Does your New Year’s Day meal contain any of these foods – black-eyed peas, cornbread, collard greens, ham or pork? If so, you’re following one of my favorite southern U.S. traditions. Although this meal is all about luck, wealth and prosperity for the coming year, you can add health and cancer prevention to that list.
The black-eyed peas (represents coins and/or luck), collards (green for money), cornbread (for gold) and pork (for richness) are all nutrient powerhouses and can be prepared in delicious and healthful ways.
Collard greens are members of the cruciferous vegetable family that have been widely studied for their cancer protective effects – read more in our updated entry in AICR’s Foods that Fight Cancer. And, we’ve got a Great Greens recipe that’s quick, easy and delicious.
Cornbread made with whole-wheat flour and stone ground cornmeal contributes even more fiber to your cancer-protective meal. Try this soft, almost creamy recipe: Soft Cornbread with Black Beans.
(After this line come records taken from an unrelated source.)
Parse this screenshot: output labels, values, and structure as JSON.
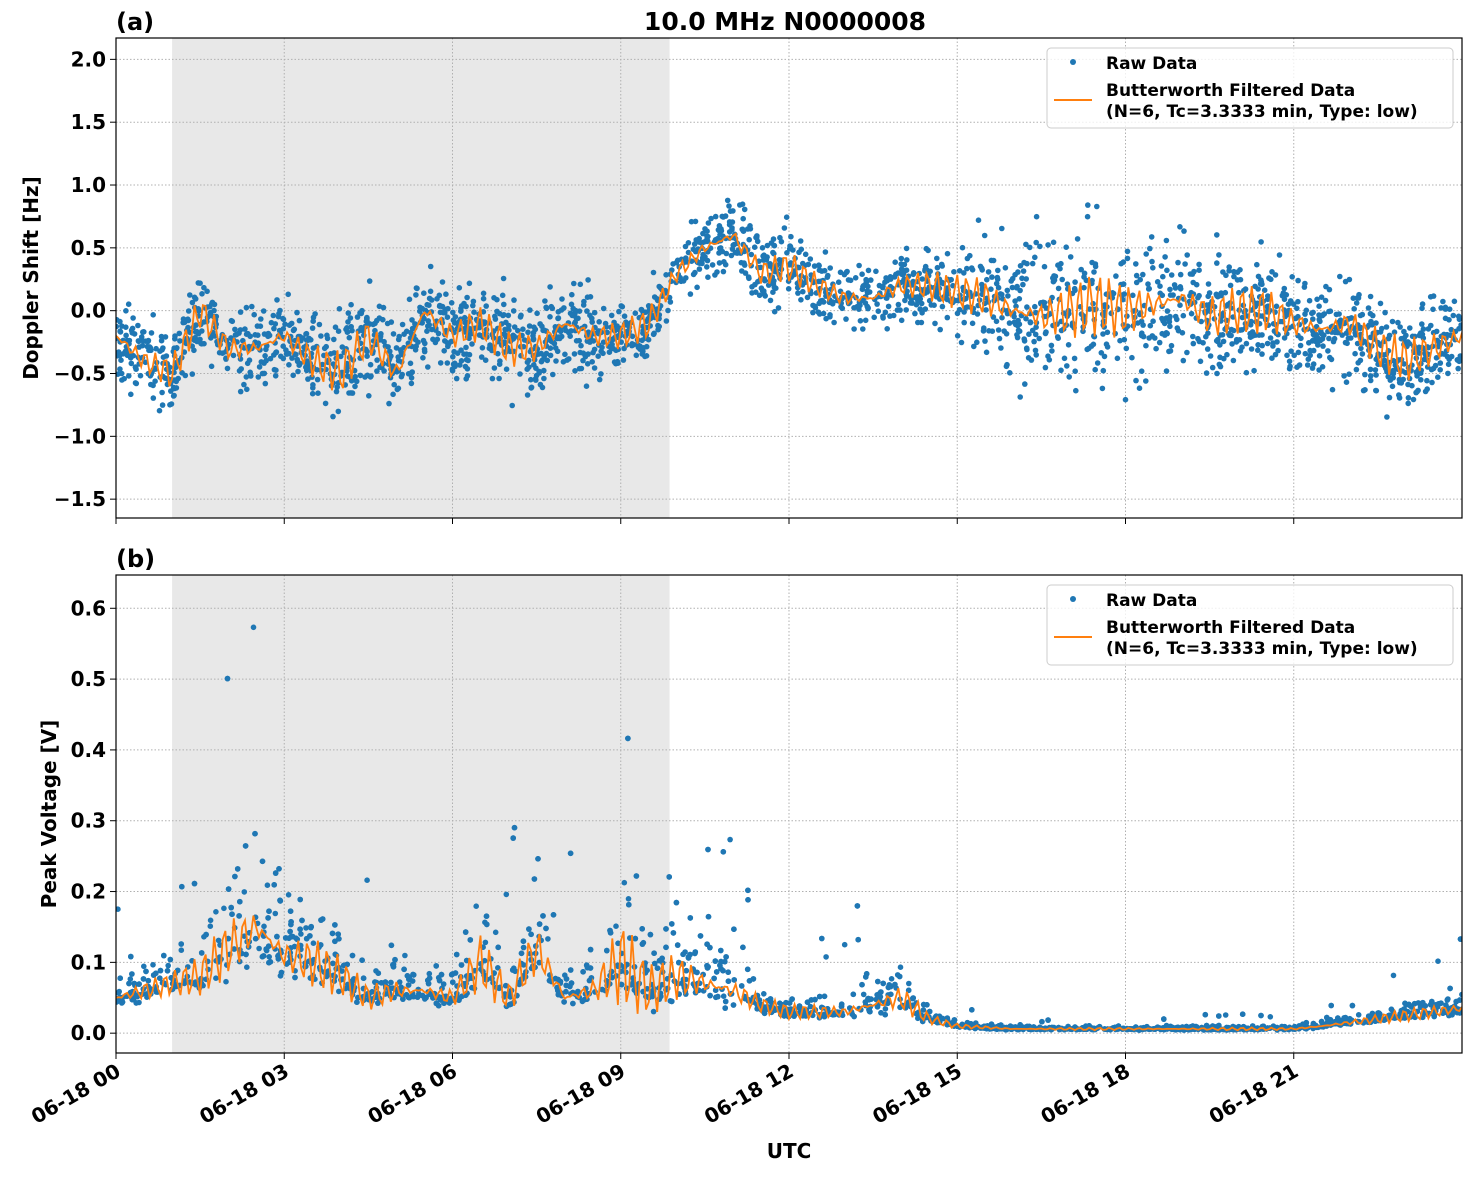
{
  "chart_data": [
    {
      "type": "scatter",
      "panel_label": "(a)",
      "title": "10.0 MHz N0000008",
      "ylabel": "Doppler Shift [Hz]",
      "xlabel": "",
      "xlim_hours_utc": [
        0,
        24
      ],
      "ylim": [
        -1.65,
        2.17
      ],
      "yticks": [
        2.0,
        1.5,
        1.0,
        0.5,
        0.0,
        -0.5,
        -1.0,
        -1.5
      ],
      "ytick_labels": [
        "2.0",
        "1.5",
        "1.0",
        "0.5",
        "0.0",
        "−0.5",
        "−1.0",
        "−1.5"
      ],
      "grid": true,
      "shaded_hours_utc": [
        1.0,
        9.87
      ],
      "legend": {
        "placement": "top-right",
        "entries": [
          "Raw Data",
          "Butterworth Filtered Data",
          "(N=6, Tc=3.3333 min, Type: low)"
        ]
      },
      "series": [
        {
          "name": "Raw Data",
          "kind": "points",
          "color": "#1f77b4",
          "x_hours": [
            0,
            0.5,
            1,
            1.5,
            2,
            2.5,
            3,
            3.5,
            4,
            4.5,
            5,
            5.5,
            6,
            6.5,
            7,
            7.5,
            8,
            8.5,
            9,
            9.5,
            10,
            10.5,
            11,
            11.5,
            12,
            12.5,
            13,
            13.5,
            14,
            14.5,
            15,
            15.5,
            16,
            16.5,
            17,
            17.5,
            18,
            18.5,
            19,
            19.5,
            20,
            20.5,
            21,
            21.5,
            22,
            22.5,
            23,
            23.5,
            24
          ],
          "spread": [
            0.35,
            0.4,
            0.4,
            0.4,
            0.35,
            0.4,
            0.4,
            0.45,
            0.5,
            0.45,
            0.45,
            0.4,
            0.4,
            0.4,
            0.45,
            0.45,
            0.4,
            0.4,
            0.35,
            0.35,
            0.25,
            0.35,
            0.35,
            0.35,
            0.35,
            0.3,
            0.3,
            0.3,
            0.35,
            0.35,
            0.4,
            0.6,
            0.65,
            0.7,
            0.7,
            0.7,
            0.7,
            0.65,
            0.6,
            0.6,
            0.55,
            0.55,
            0.5,
            0.5,
            0.5,
            0.5,
            0.5,
            0.45,
            0.45
          ]
        },
        {
          "name": "Butterworth Filtered Data",
          "kind": "line",
          "color": "#ff7f0e",
          "x_hours": [
            0,
            0.5,
            1,
            1.5,
            2,
            2.5,
            3,
            3.5,
            4,
            4.5,
            5,
            5.5,
            6,
            6.5,
            7,
            7.5,
            8,
            8.5,
            9,
            9.5,
            10,
            10.5,
            11,
            11.5,
            12,
            12.5,
            13,
            13.5,
            14,
            14.5,
            15,
            15.5,
            16,
            16.5,
            17,
            17.5,
            18,
            18.5,
            19,
            19.5,
            20,
            20.5,
            21,
            21.5,
            22,
            22.5,
            23,
            23.5,
            24
          ],
          "y": [
            -0.2,
            -0.4,
            -0.5,
            0.0,
            -0.3,
            -0.3,
            -0.2,
            -0.4,
            -0.5,
            -0.2,
            -0.5,
            0.0,
            -0.2,
            -0.1,
            -0.3,
            -0.3,
            -0.1,
            -0.2,
            -0.2,
            -0.1,
            0.3,
            0.5,
            0.6,
            0.3,
            0.35,
            0.2,
            0.1,
            0.1,
            0.2,
            0.2,
            0.15,
            0.1,
            0.0,
            -0.05,
            0.0,
            0.05,
            0.0,
            0.05,
            0.1,
            -0.05,
            0.0,
            0.0,
            -0.1,
            -0.15,
            -0.1,
            -0.3,
            -0.4,
            -0.3,
            -0.2
          ]
        }
      ]
    },
    {
      "type": "scatter",
      "panel_label": "(b)",
      "title": "",
      "ylabel": "Peak Voltage [V]",
      "xlabel": "UTC",
      "xlim_hours_utc": [
        0,
        24
      ],
      "xtick_labels": [
        "06-18 00",
        "06-18 03",
        "06-18 06",
        "06-18 09",
        "06-18 12",
        "06-18 15",
        "06-18 18",
        "06-18 21"
      ],
      "ylim": [
        -0.028,
        0.647
      ],
      "yticks": [
        0.6,
        0.5,
        0.4,
        0.3,
        0.2,
        0.1,
        0.0
      ],
      "ytick_labels": [
        "0.6",
        "0.5",
        "0.4",
        "0.3",
        "0.2",
        "0.1",
        "0.0"
      ],
      "grid": true,
      "shaded_hours_utc": [
        1.0,
        9.87
      ],
      "legend": {
        "placement": "top-right",
        "entries": [
          "Raw Data",
          "Butterworth Filtered Data",
          "(N=6, Tc=3.3333 min, Type: low)"
        ]
      },
      "series": [
        {
          "name": "Raw Data",
          "kind": "points",
          "color": "#1f77b4",
          "x_hours": [
            0,
            0.5,
            1,
            1.5,
            2,
            2.5,
            3,
            3.5,
            4,
            4.5,
            5,
            5.5,
            6,
            6.5,
            7,
            7.5,
            8,
            8.5,
            9,
            9.5,
            10,
            10.5,
            11,
            11.5,
            12,
            12.5,
            13,
            13.5,
            14,
            14.5,
            15,
            15.5,
            16,
            16.5,
            17,
            17.5,
            18,
            18.5,
            19,
            19.5,
            20,
            20.5,
            21,
            21.5,
            22,
            22.5,
            23,
            23.5,
            24
          ],
          "spread": [
            0.05,
            0.06,
            0.05,
            0.08,
            0.15,
            0.2,
            0.12,
            0.12,
            0.08,
            0.06,
            0.08,
            0.06,
            0.05,
            0.12,
            0.06,
            0.15,
            0.06,
            0.08,
            0.2,
            0.1,
            0.12,
            0.1,
            0.1,
            0.04,
            0.03,
            0.03,
            0.03,
            0.06,
            0.08,
            0.02,
            0.01,
            0.008,
            0.006,
            0.005,
            0.005,
            0.005,
            0.005,
            0.005,
            0.006,
            0.006,
            0.006,
            0.006,
            0.006,
            0.01,
            0.015,
            0.02,
            0.025,
            0.03,
            0.035
          ]
        },
        {
          "name": "Butterworth Filtered Data",
          "kind": "line",
          "color": "#ff7f0e",
          "x_hours": [
            0,
            0.5,
            1,
            1.5,
            2,
            2.5,
            3,
            3.5,
            4,
            4.5,
            5,
            5.5,
            6,
            6.5,
            7,
            7.5,
            8,
            8.5,
            9,
            9.5,
            10,
            10.5,
            11,
            11.5,
            12,
            12.5,
            13,
            13.5,
            14,
            14.5,
            15,
            15.5,
            16,
            16.5,
            17,
            17.5,
            18,
            18.5,
            19,
            19.5,
            20,
            20.5,
            21,
            21.5,
            22,
            22.5,
            23,
            23.5,
            24
          ],
          "y": [
            0.05,
            0.06,
            0.07,
            0.08,
            0.12,
            0.15,
            0.11,
            0.1,
            0.08,
            0.05,
            0.06,
            0.06,
            0.05,
            0.1,
            0.05,
            0.12,
            0.05,
            0.06,
            0.1,
            0.06,
            0.08,
            0.07,
            0.06,
            0.04,
            0.03,
            0.03,
            0.03,
            0.04,
            0.05,
            0.02,
            0.01,
            0.008,
            0.006,
            0.006,
            0.006,
            0.006,
            0.006,
            0.006,
            0.006,
            0.006,
            0.006,
            0.006,
            0.006,
            0.01,
            0.015,
            0.02,
            0.025,
            0.03,
            0.035
          ]
        }
      ]
    }
  ]
}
Black-eyed peas are legumes rich in fiber, which lowers risk for colorectal cancer. They also contain the phytochemicals (plant substances) saponins and phytic acid that appear to protect our cells from damage that can lead to cancer. Pair the rice and black-eyed peas (known as Hoppin’ John) with chicken breast, or substitute pork tenderloin in the recipe below, to complete your delicious and healthy New Year’s Day Meal.
Zesty Chicken with Rice and Black-Eyed Peas
1 tsp. paprika
1/4 tsp. red pepper flakes
1/4 tsp. celery salt (or 1/4 tsp. celery seed plus salt, to taste)
1/4 tsp. mustard seed
1/8 tsp. cinnamon
1/8 tsp. ginger
4 skinless, boneless chicken breasts, 1 lb. total
2 Tbsp. olive oil, divided
2 cloves garlic, minced
1 large onion, chopped
1 tsp. hot sauce
1 cup brown basmati rice, cooked per package directions
1 (15 oz.) can unsalted black-eyed peas, rinsed and drained
1/4 cup green onions, sliced
Preheat oven to 350 degrees.
In a small bowl, combine paprika, red pepper, celery salt, mustard seed, cinnamon and ginger. Sprinkle the spice rub over chicken.
Heat 1 tablespoon oil in a large ovenproof skillet over medium heat. Add chicken to skillet and cook 2 minutes on each side. Place skillet in oven and bake for 10-15 minutes or until chicken is cooked. Remove from oven, cover and keep warm.
Heat 1 tablespoon oil in a large saucepan over medium-high heat. Add garlic and onion and sauté 3 minutes. Stir in hot sauce, cooked rice and black-eyed peas. Cook approximately 3 minutes, stir often until thoroughly heated.
Revmove from heat and sprinkle the rice mixture with green onions, top with chicken and serve.
Makes 4 servings.
Per serving: 330 calories, 10 g total fat (1.5 g saturated fat), 27 g carbohydrate,
33 g protein, 5 g dietary fiber, 160 mg sodium.